There is no necessity to handwave, the body is still in process of destruction, maybe it was hit as Prime suggests so there are not one but few parts of it, let's say what was the core of that body, which by itself can be a core of something else.
Rings are formed by dust which was on top of it which is collected, or anything, before it was captured etc.
So all that, it is not even a handwavium, but just a possibility, rest is pretty much as per Prime answer.
Also, as a note, rich bands give you nothing, really. It is not like you can stop, take a funnel and catch it all, if the ships you are using do depend on orbital mechanics and have limits of delta-v, which for a cargo ship aka miner will always be a limiting factor aka problem, no matter how big the number is.
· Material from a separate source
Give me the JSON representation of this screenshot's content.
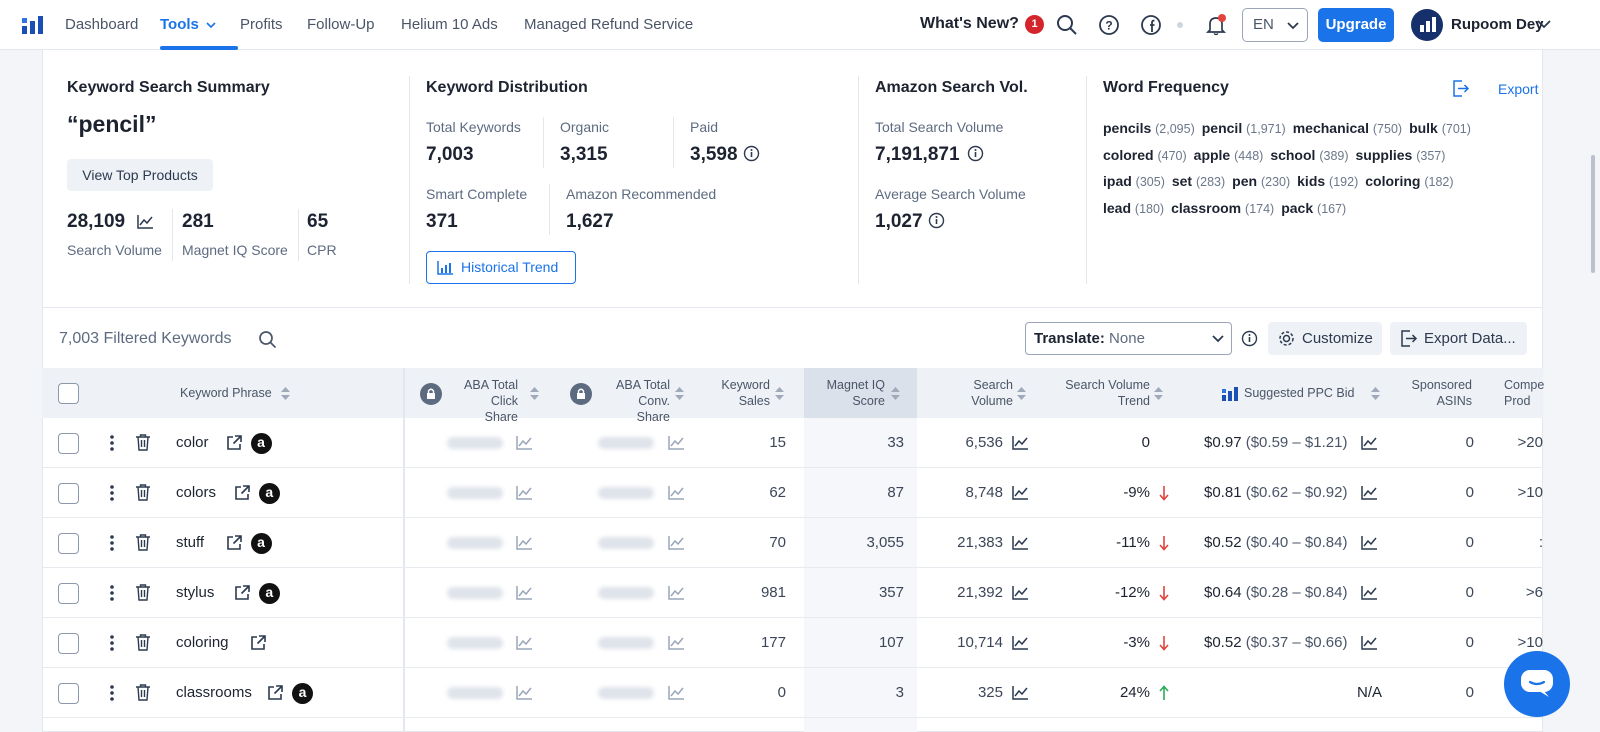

For different bands, a spot - it just not possible, as each band rotates with a different period and by that mixing stuff up(kinda), not even talking about other processes happening in the ring.
Moving from one point a band to another point of it, it's really a time-consuming process, I recomend KSP in that regard. Intercepting on trajectories from that planet to other potential places/planets is an option - not an easy one or super convenient but it is possible, especially empty ship catching up with loaded one - if done right guys have no chances if they do not dump cargo.
But if there are sweet spots, chunks - hide in them if you can't capture them permanently and have slave miners work for you there. Or better scam their money in a spaceport - clean and easy.